Finans piyasasını yazılı ve görsel basından takip ediyorsanız konuğumu mutlaka tanıyorsunuzdur. Kendisiyle bu görüşmeyi yapmak isteme amacım yatırım tavsiyesi almak değil tabi ki.
En çok merak ettiğim konu, iş hayatında bir jönglör gibi 8 topu havada çevirirken, nasıl bir varoluş hali var?
34 yaşında kendi global yatırım şirketini kurup 10 yıldır kriz okyanusunda sörf yaparken, değer setinde neler var, nerede ve nasıl kullanıyor?
Konuğum Londra’da yaşayan, jeopolitik ve finansal risklerin yönetimi konusunda küresel tanınırlığa sahip yatırım bankacısı Ozan Özkural.
Sohbetimizin bende bıraktığı tadı paylaşmak isterim.
Onu dinlerken; çocukluğundan itibaren, “Dünyanın işleyişi nasıl?” sorusuna cevap arayışıyla kendisini büyüttüğünü ve kariyerini bu perspektifle yönlendirdiğini duyabiliyorsunuz.
Bunun yanı sıra Psikolog Angela Duckworth’un Grit kitabını tekrar okuyor gibi hissettim.
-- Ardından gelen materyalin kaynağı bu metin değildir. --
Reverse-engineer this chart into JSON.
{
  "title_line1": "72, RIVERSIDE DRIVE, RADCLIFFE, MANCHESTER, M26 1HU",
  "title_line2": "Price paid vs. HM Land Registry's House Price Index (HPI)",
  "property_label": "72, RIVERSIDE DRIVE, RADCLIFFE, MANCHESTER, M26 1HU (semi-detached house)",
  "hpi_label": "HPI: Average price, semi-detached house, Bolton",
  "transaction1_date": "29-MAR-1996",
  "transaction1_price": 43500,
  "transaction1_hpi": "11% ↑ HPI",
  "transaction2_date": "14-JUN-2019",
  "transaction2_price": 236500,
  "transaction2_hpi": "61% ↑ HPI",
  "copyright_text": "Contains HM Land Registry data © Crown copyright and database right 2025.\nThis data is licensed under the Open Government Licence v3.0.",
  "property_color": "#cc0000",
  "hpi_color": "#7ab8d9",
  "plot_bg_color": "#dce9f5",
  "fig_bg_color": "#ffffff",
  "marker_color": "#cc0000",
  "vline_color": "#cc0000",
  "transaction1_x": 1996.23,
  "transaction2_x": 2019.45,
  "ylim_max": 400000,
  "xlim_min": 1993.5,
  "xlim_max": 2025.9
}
IQ ve yeteneğinin bilincinde olarak, belirlediği hedef için azim ve tutkuyla, her gün ama her gün çok yoğun bir ajanda ile çalışmaya devam ediyor.
Bu pozitif bir döngü. Yoğunluk arttıkça motivasyonu ve heyecanı yükseliyor.
A. Einstein’ın yukarıda paylaştığım sözüne Ozan Özkural adına ekleme yapmak isterim. Sadece zorlu şartlarda değil, her zaman mütevazılıği ile sadeliği, farkındalığı ile harmonideki dengeyi ve tecrübesiyle krizdeki fırsatları keşfediyor.
Çok yakın bir gelecekte kendisini farklı bir konum ve sıfat ile göreceğimize eminim.
Ozan Özkural ile Fikir Liderleri okurları için 90 dakikada dünyaları konuştuk.
Bu keyifli sohbette açık, şeffaf ve içten açıklamaları, ayrıca misafirperverliği için kendisine çok ama çok teşekkür ederim.
Keyifli okumalar dilerim,
Berrin

⭐️   ⭐️   ⭐️

Berrin: Ozan Özkural?

Kendimi bildim bileli hep enerjik ve hiperaktif olmuşumdur. Tatilde dahi erkenden kalkar, bir dalış kulübüne gider, yarım saat dalış öğretmenliği yapar sonra bizimkilerle buluşurdum.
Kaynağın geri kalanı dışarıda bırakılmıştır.